Ich heiße Brian, nach Brian Lara, dem Kricketstar aus Trinidad, dessen Riesen-Fan mein Vater war, aber alle nennen mich Bob, wegen Bob Marley, wegen der Frisur, die ich mit vierzehn hatte.
„Das waren keine normalen Rassisten. Das waren Sadisten“, sagt der Typ im Strahlenschutzanzug.
„Was zum Teufel wären denn wohl normale Rassisten?“ knurrt Kopper.
„Und danke!“
„Kannste noch?“
Ich rieche ein Gemisch aus Zahnproblemen und abgestandenem Filterkaffee. Der Aufnahmeleiter beugt sich ganz nah über mich. „Nur noch ein paar Details, dann bist du abgedreht. Die Maske nochmal. Bitte!“
„Zum tausendsten Mal: Anja. Ich heiße AANNJJAA!“
„Ist ja gut. Für mich seid Ihr eben die Maske. Da, das Blut am Mund bröselt weg. Und der Bluterguss für die Nahe noch mal schön. Bitte.“
Anja duftet nach Dr. Hauschka Rosenöl. Das kenn ich gut von Atsuko, die jetzt in Bologna nach Rosen duftet.
„So, Süßer, jetzt machen wir dich noch mal schön.“ Ihre Hände riechen nach was Medizinischem. Sie hat ein tolles Dekolleté und lächelt vor sich hin, während sie mit einem feinen Pinsel eine Linie aus Kunstblut von meinem linken Mundwinkel zum Kinn zieht. „So, jetzt noch ein bisschen Hämatom… Kai, wie lange liegt der noch mal hier? Schon grün oder noch rot-blau?“
„Grün passt!“
„Ein Jammer. Du hast so eine leckere Hautfarbe. Wie Haselnussnougat. Dass einer das nicht mögen kann…“
„So’n hübscher Kerl“ sagt sie im Weggehen.
„Ich wusste ja gar nicht, dass du auf Schokocrossies stehst. So, jetzt noch einmal alle Konzentration … und bitte.“
Augen auf, Atmen einstellen. Ich denke an Ella, meine Kindergartenfreundin. „Warum siehst du aus wie Schokolade?

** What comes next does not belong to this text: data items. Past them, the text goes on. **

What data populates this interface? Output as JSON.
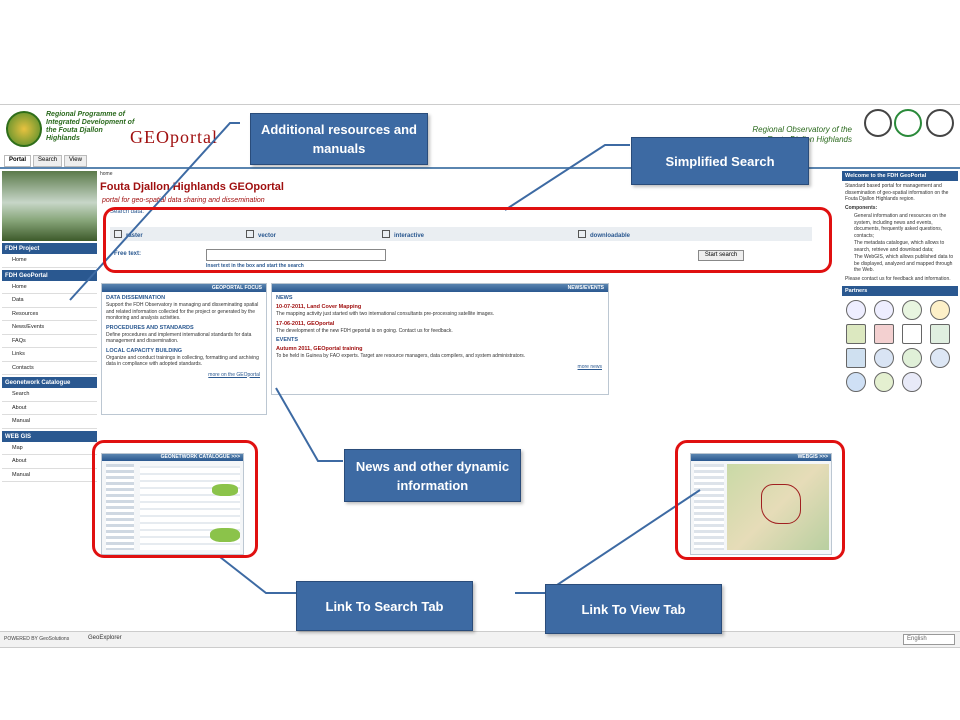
{
  "header": {
    "program_text": "Regional Programme of Integrated Development of the Fouta Djallon Highlands",
    "app_title": "GEOportal",
    "observatory_text": "Regional Observatory of the Fouta Djallon Highlands"
  },
  "tabs": [
    {
      "label": "Portal"
    },
    {
      "label": "Search"
    },
    {
      "label": "View"
    }
  ],
  "nav": {
    "fdh_project": {
      "title": "FDH Project",
      "items": [
        "Home"
      ]
    },
    "fdh_geoportal": {
      "title": "FDH GeoPortal",
      "items": [
        "Home",
        "Data",
        "Resources",
        "News/Events",
        "FAQs",
        "Links",
        "Contacts"
      ]
    },
    "geonetwork": {
      "title": "Geonetwork Catalogue",
      "items": [
        "Search",
        "About",
        "Manual"
      ]
    },
    "webgis": {
      "title": "WEB GIS",
      "items": [
        "Map",
        "About",
        "Manual"
      ]
    }
  },
  "main": {
    "breadcrumb": "home",
    "title": "Fouta Djallon Highlands GEOportal",
    "subtitle": "portal for geo-spatial data sharing and dissemination",
    "search": {
      "label": "Search data:",
      "options": [
        "raster",
        "vector",
        "interactive",
        "downloadable"
      ],
      "free_text_label": "Free text:",
      "hint": "Insert text in the box and start the search",
      "button": "Start search"
    },
    "focus": {
      "header": "GEOPORTAL FOCUS",
      "sections": [
        {
          "title": "DATA DISSEMINATION",
          "text": "Support the FDH Observatory in managing and disseminating spatial and related information collected for the project or generated by the monitoring and analysis activities."
        },
        {
          "title": "PROCEDURES AND STANDARDS",
          "text": "Define procedures and implement international standards for data management and dissemination."
        },
        {
          "title": "LOCAL CAPACITY BUILDING",
          "text": "Organize and conduct trainings in collecting, formatting and archiving data in compliance with adopted standards."
        }
      ],
      "more": "more on the GEOportal"
    },
    "news": {
      "header": "NEWS/EVENTS",
      "news_label": "NEWS",
      "items": [
        {
          "title": "10-07-2011, Land Cover Mapping",
          "text": "The mapping activity just started with two international consultants pre-processing satellite images."
        },
        {
          "title": "17-06-2011, GEOportal",
          "text": "The development of the new FDH geportal is on going. Contact us for feedback."
        }
      ],
      "events_label": "EVENTS",
      "event": {
        "title": "Autumn 2011, GEOportal training",
        "text": "To be held in Guinea by FAO experts. Target are resource managers, data compilers, and system administrators."
      },
      "more": "more news"
    },
    "catalogue_header": "GEONETWORK CATALOGUE >>>",
    "webgis_header": "WEBGIS >>>"
  },
  "right": {
    "welcome_title": "Welcome to the FDH GeoPortal",
    "intro": "Standard based portal for management and dissemination of geo-spatial information on the Fouta Djallon Highlands region.",
    "components_label": "Components:",
    "bullets": [
      "General information and resources on the system, including news and events, documents, frequently asked questions, contacts;",
      "The metadata catalogue, which allows to search, retrieve and download data;",
      "The WebGIS, which allows published data to be displayed, analyzed and mapped through the Web."
    ],
    "contact": "Please contact us for feedback and information.",
    "partners_title": "Partners"
  },
  "partner_logos": {
    "unep": "UNEP",
    "gef": "gef",
    "fao": "FAO"
  },
  "footer": {
    "powered": "POWERED BY GeoSolutions",
    "geoexplorer": "GeoExplorer",
    "language": "English"
  },
  "callouts": {
    "resources": "Additional resources and manuals",
    "search": "Simplified Search",
    "news": "News and other dynamic information",
    "search_tab": "Link To Search Tab",
    "view_tab": "Link To View Tab"
  },
  "colors": {
    "accent": "#2a5890",
    "brand_red": "#a01010",
    "callout": "#3d6aa3",
    "highlight": "#e01010"
  }
}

Schmeckt das auch nach Schokolade, wenn ich an dir lecke?“ Ellas Zunge an meinem Unterarm, den ich ihr hingestreckt habe.
„Wenn man sich vorstellt, was der alles hinter sich gebracht hat, um hierher zu kommen.“
„Mann Lena, nicht so sentimental. Dort hätte ihn der Bürgerkrieg gemeuchelt, hier sind’s die Nazis.“
„Ja, und? Macht das die Sache irgendwie besser?“
„Und danke!“
„Alex?“
„Wir haben alles.“
„Helge?“
„Alles bestens.“
„So Süßer, du darfst dein kuscheliges Lager verlassen.“
Anja streckt mir eine Hand entgegen und zieht mich hoch. Ich ziehe erstmal die Jeans hoch. Anja legt mir eine Decke um. Ich versuche zu lächeln. Die Schminke reißt.
Hier oben riecht es anders.
Nach frischem Holz, und ein bisschen nach Dr.Hauschka-Rosenöl.